Le vice-gouverneur de la Beac parle également de l’édition 2023 du séminaire continental en termes d’occasion d’adresser « les questions de la protection de la biodiversité et du développement durable qui étaient peu connues ces dernières décennies, alors que leurs conséquences sont importantes». Michel Dzombala souligne en effet que «l’adaptation aux changements climatiques et la dégradation de l’environnement constituant des défis majeurs pour notre continent».
Deux sessions plénières et des discussions en ateliers étaient réalisées au cours des trois jours de séminaire. Le programme dédiait la première session aux exposés sur les sous-thèmes retenus. Il s’agissait en particulier d’échanger sur « le changement climatique, la stabilité financière et des prix pour une alimentation durable en Afrique : rôle des Banques centrales ; et sur le rôle du secteur financier dans la promotion de l’agriculture ». La Banque centrale européenne (BCE), le FMI, la Banque mondiale ou encore la Federal reserve Bank of New York étaient au rang des participants. Lire le zoom.

Théodore Ayissi Ayissi

L’option est résolument prise pour donner plus d’impact à leur action. L’idée d’une intervention directe dans la sphère réelle sans l’intermédiation des banques commerciales fait également son chemin, sans faire pour l’instant l’unanimité au sein de l’Abca.

Les membres de l’Abca autour du vice-gouverneur de la Beac

L’un des objectifs ce 16 mai 2023 du séminaire continental de l’Abca est de « contribuer à mieux comprendre le rôle des Banques centrales dans un contexte marqué par le changement climatique ». Et un constat parmi tant d’autres est fait par les participants. À savoir que «7 pays parmi les 10 économies les plus vulnérables se retrouvent en Afrique et les Banques centrales restent encore seulement concentrées sur leurs fonctions d’émission de la monnaie et de stabilisation des prix», résume pour le déplorer la Banque centrale du Nigéria (BCN). Il leur est donc apparu à tous nécessaires « de changer de fusil d’épaule, de revoir le mandat des Banques centrales et de le pouvoir pour réduire l’insécurité alimentaire et assurer le bien-être des populations ». D’où justement l’idée «d’ajouter la fonction de financement du développement aux missions des Banques centrales», ont-ils été convenus. Le changement climatique n’étant pas « une crise transitoire, mais une crise permanente », ont-ils également admis.

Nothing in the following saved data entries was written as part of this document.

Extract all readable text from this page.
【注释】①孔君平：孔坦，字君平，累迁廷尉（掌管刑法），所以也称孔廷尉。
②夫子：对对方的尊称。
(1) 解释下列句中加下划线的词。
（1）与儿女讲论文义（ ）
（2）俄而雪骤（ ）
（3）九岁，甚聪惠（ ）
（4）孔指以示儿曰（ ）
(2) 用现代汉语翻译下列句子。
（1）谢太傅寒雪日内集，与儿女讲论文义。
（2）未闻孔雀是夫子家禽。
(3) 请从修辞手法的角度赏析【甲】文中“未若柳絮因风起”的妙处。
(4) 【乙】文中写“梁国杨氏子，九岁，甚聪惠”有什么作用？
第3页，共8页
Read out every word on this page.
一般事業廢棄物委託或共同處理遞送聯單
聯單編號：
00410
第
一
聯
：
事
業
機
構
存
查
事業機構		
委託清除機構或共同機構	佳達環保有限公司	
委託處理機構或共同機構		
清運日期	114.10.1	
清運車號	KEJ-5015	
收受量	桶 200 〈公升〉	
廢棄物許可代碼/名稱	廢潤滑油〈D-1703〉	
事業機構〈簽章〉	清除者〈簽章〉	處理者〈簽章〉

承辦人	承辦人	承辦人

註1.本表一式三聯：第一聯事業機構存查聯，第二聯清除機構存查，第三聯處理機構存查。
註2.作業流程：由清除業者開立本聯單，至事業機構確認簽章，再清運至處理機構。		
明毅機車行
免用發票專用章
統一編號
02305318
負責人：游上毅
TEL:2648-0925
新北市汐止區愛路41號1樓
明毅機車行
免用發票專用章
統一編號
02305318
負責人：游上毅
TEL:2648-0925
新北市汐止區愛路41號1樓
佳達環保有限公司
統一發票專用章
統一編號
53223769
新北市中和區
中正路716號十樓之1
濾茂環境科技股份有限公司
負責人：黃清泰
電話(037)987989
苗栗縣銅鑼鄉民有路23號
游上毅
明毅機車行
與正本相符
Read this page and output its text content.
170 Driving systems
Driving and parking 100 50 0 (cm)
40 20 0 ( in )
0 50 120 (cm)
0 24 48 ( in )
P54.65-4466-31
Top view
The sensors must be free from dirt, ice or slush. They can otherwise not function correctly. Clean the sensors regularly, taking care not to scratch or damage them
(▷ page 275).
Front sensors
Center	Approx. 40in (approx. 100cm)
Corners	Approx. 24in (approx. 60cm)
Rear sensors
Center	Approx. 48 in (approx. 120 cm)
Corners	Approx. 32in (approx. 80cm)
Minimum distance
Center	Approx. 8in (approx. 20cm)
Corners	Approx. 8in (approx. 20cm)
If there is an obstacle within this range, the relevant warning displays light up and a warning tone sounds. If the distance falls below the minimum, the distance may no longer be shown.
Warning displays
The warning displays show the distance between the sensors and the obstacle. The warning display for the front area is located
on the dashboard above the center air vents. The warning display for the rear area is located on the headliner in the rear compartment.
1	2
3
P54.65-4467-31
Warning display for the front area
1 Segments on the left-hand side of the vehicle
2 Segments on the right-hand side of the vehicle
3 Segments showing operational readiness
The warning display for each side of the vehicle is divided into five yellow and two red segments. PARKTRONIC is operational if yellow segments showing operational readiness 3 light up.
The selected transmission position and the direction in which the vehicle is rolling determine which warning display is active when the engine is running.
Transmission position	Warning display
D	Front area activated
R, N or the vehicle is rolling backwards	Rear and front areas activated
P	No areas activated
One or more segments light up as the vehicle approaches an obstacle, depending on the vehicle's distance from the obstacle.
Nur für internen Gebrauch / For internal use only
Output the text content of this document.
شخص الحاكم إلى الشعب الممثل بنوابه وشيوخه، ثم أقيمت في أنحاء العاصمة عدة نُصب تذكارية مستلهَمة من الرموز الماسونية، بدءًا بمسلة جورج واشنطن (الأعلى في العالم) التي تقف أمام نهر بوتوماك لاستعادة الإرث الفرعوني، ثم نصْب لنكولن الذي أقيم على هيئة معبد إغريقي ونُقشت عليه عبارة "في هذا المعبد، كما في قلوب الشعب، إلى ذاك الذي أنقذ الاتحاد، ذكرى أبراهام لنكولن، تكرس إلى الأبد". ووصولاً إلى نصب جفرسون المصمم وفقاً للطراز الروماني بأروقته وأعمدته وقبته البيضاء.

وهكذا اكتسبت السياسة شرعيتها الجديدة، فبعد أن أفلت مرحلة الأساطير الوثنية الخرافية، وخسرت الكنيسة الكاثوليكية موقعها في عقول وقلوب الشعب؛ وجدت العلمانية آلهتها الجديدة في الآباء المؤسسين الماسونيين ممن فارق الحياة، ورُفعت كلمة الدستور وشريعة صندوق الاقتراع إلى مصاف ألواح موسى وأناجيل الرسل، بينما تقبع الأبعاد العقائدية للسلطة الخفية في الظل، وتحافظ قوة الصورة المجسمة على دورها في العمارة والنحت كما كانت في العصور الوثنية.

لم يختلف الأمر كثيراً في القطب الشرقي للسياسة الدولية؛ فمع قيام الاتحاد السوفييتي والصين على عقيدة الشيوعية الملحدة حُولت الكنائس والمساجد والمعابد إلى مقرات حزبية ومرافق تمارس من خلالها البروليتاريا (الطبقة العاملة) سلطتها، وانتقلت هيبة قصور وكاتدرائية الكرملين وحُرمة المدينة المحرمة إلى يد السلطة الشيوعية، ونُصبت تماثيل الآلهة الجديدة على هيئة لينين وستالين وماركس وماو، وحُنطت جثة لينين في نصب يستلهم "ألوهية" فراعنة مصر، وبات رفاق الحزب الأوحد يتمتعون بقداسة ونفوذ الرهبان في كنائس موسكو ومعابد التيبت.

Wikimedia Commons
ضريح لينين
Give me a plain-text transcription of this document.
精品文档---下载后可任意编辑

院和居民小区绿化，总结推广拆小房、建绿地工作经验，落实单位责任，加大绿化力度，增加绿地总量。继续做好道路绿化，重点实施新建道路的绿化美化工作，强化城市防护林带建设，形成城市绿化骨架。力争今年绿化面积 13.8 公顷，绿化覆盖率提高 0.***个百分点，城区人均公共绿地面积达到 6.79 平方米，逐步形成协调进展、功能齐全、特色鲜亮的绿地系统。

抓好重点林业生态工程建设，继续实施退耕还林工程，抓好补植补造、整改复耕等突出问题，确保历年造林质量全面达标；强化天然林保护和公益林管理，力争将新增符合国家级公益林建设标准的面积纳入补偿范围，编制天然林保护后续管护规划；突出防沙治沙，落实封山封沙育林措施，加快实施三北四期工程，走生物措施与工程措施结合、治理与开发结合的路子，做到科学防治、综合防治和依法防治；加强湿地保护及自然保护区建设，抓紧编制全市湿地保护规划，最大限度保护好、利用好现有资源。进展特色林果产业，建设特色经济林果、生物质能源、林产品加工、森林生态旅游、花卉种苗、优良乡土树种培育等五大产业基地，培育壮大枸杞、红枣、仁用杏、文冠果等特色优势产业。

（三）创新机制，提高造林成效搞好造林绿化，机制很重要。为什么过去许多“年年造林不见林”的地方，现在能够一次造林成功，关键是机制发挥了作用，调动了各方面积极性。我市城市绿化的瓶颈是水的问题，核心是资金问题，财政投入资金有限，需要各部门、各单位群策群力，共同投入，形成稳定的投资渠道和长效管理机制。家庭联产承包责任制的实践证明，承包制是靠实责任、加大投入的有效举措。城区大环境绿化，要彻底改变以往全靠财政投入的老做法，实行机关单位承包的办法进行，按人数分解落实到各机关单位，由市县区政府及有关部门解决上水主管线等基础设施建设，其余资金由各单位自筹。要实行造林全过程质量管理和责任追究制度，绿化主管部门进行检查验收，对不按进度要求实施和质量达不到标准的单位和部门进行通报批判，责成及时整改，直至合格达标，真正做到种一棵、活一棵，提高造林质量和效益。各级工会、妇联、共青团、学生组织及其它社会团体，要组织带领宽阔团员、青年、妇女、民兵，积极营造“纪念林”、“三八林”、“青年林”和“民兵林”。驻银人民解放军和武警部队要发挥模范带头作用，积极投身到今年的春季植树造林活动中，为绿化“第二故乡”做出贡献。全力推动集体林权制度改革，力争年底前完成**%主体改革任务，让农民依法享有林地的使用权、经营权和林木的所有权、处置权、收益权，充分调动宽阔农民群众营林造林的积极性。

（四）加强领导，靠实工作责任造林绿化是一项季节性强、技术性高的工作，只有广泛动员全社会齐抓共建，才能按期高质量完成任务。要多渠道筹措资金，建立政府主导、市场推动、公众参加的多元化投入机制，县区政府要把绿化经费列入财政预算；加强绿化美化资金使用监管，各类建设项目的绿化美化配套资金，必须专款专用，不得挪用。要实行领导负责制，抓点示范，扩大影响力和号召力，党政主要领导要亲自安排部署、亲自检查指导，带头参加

Banques de développement Elle est celle d' »un amendement des législations des Banques centrales pour inclure la fonction de développement dans leurs réglementations ». Se faisant l’interprète des participants, le secrétaire général de la Beac affirme ce 17 avril 2023 que « les Banques centrales ont un rôle à jouer pour aider les économies africaines à faire face aux conséquences des changements climatiques et transiter vers une économie verte. En conséquence, elles devraient adapter leur système de financement, ainsi que leurs instruments de politiques monétaires afin d’aller au-delà des opérations classiques».

Miguel Engonga Obiang Eyang se charge également d’indiquer la voie à suivre. « Les institutions en charge de la régulation micro-prudentielle devaient également accompagner cette dynamique », fait-il valoir. Sa conviction partagée par l’ensemble des participants est que pour y parvenir, « une action collective et une bonne collaboration entre les parties concernées sont nécessaires, en gardant la priorité sur le développement économique dans le cadre des stratégies arrêtées dans nos États ». L’heure doit donc désormais être au niveau de chaque institution bancaire sous-régionale ou nationale à « la création et la mise en place des structures et instruments appropriés ». Ainsi que l’ont recommandé les représentants des Banques centrales réunies dans la capitale camerounaise.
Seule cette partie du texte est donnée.